Association of C‐reactive protein with high disease activity in systemic sclerosis: Results from the Canadian Scleroderma Research Group

• Published in: Arthritis care & research (2010) Vol. 64; no. 9; pp. 1405 - 1414
• Main Authors: Muangchan, Chayawee, Harding, Sarah, Khimdas, Sarit, Bonner, Ashley, Baron, Murray, Pope, Janet
• Format: Journal Article
• Language: English
• Published: Hoboken, USA John Wiley & Sons, Inc 01.09.2012
• Subjects: Adult; Aged; Biomarkers - blood; Blood Sedimentation; C-Reactive Protein - analysis; Canada; Creatinine - blood; Female; Humans; Kaplan-Meier Estimate; Logistic Models; Lung - physiopathology; Male; Middle Aged; Multivariate Analysis; Odds Ratio; Prognosis; Prospective Studies; Registries; Respiratory Function Tests; Risk Assessment; Risk Factors; Scleroderma, Diffuse - blood; Scleroderma, Diffuse - diagnosis; Scleroderma, Diffuse - immunology; Scleroderma, Limited - blood; Scleroderma, Limited - diagnosis; Scleroderma, Limited - immunology; Scleroderma, Systemic - blood; Scleroderma, Systemic - diagnosis; Scleroderma, Systemic - immunology; Scleroderma, Systemic - mortality; Scleroderma, Systemic - physiopathology; Severity of Illness Index; Skin - pathology; Surveys and Questionnaires; Time Factors; Total Lung Capacity; Up-Regulation; Canada
• ISSN: 2151-464X; 2151-4658; 2151-4658
• DOI: 10.1002/acr.21716

Objective This study was performed to determine the prevalence of elevated C‐reactive protein (CRP) levels and the significance of CRP in clinical parameters in systemic sclerosis (SSc; scleroderma) patients. Methods Canadian Scleroderma Research Group data were used.
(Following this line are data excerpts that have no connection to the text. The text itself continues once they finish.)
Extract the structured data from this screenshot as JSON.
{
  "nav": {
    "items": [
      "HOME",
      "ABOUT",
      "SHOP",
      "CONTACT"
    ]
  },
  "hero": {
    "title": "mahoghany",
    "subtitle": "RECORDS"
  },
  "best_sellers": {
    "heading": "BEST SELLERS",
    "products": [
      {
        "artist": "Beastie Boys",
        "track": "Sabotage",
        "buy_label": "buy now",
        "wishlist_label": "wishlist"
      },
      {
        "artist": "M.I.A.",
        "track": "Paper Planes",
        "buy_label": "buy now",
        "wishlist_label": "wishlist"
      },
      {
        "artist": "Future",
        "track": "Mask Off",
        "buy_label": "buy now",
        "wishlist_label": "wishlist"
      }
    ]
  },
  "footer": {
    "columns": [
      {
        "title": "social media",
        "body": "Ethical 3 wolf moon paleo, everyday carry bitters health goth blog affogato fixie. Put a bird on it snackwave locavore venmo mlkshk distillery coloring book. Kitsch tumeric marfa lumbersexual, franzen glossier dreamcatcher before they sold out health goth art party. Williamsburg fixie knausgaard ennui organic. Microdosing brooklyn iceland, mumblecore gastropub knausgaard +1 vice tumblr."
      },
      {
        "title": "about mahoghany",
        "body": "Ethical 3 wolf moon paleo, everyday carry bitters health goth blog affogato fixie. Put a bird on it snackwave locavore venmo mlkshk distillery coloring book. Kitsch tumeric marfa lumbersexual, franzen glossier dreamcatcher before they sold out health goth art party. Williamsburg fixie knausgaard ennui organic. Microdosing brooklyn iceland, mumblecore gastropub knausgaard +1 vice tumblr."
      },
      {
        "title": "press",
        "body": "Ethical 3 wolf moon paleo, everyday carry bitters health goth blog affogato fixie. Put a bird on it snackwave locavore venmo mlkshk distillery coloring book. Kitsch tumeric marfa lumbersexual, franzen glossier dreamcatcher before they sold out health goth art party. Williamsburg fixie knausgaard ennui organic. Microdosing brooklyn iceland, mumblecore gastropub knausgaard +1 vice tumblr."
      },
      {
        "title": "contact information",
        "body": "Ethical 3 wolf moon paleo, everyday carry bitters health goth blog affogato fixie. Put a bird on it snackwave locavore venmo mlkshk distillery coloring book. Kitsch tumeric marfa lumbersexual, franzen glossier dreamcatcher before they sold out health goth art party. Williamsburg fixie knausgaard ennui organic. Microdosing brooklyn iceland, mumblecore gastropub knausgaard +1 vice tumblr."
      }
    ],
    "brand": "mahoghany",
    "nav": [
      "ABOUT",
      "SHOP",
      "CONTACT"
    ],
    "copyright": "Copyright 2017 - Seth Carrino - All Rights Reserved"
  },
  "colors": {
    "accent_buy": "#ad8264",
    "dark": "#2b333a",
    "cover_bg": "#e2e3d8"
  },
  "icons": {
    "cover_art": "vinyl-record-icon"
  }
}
Statistical comparisons were made for CRP levels ≤8 mg/liter versus >8 mg/liter, early (≤3 years from first non–Raynaud's phenomenon symptom) versus late SSc, and diffuse cutaneous SSc (dcSSc) versus limited cutaneous SSc (lcSSc). A survival analysis was analyzed between patients with normal versus elevated CRP levels. Results A total of 1,043 patients (mean ± SD age 55.4 ± 12.1 years, mean ± SD disease duration of 11.0 ± 9.5 years) were analyzed; elevation of CRP level and erythrocyte sedimentation rate (ESR; >20 mm/hour) occurred in 25.7% and 38.2%, respectively. Mean ± SD baseline CRP level in dcSSc (11.98 ± 25.41 mg/liter) was higher than in lcSSc (8.15 ± 16.09 mg/liter; P = 0.016). SSc patients with an early disease duration had a higher mean ± SD CRP level (12.89 ± 28.13 mg/liter) than those with a late disease duration (8.60 ± 17.06 mg/liter; P = 0.041). Although not consistent in all subsets, CRP was significantly associated (P < 0.01) with ESR, modified Rodnan skin score (MRSS), worse pulmonary function parameters, disease activity, damage, and Health Assessment Questionnaire. CRP level seemed to normalize in many SSc patients over time. Total lung capacity <80% predicted, MRSS, and serum creatinine were predictors of elevated CRP levels in SSc (odds ratio [OR] 2.76 [95% confidence interval (95% CI) 1.73–4.40], P = 0.0001; OR 1.03 [95% CI 1.01–1.05], P = 0.005; and OR 1.005 [95% CI 1.001–1.010], P = 0.02, respectively). Survival for patients with elevated CRP levels was less than for patients with normal CRP levels (P = 0.001). Conclusion CRP level is elevated in one‐quarter of SSc patients, especially early disease. It is correlated with disease activity, severity, poor pulmonary function, and shorter survival.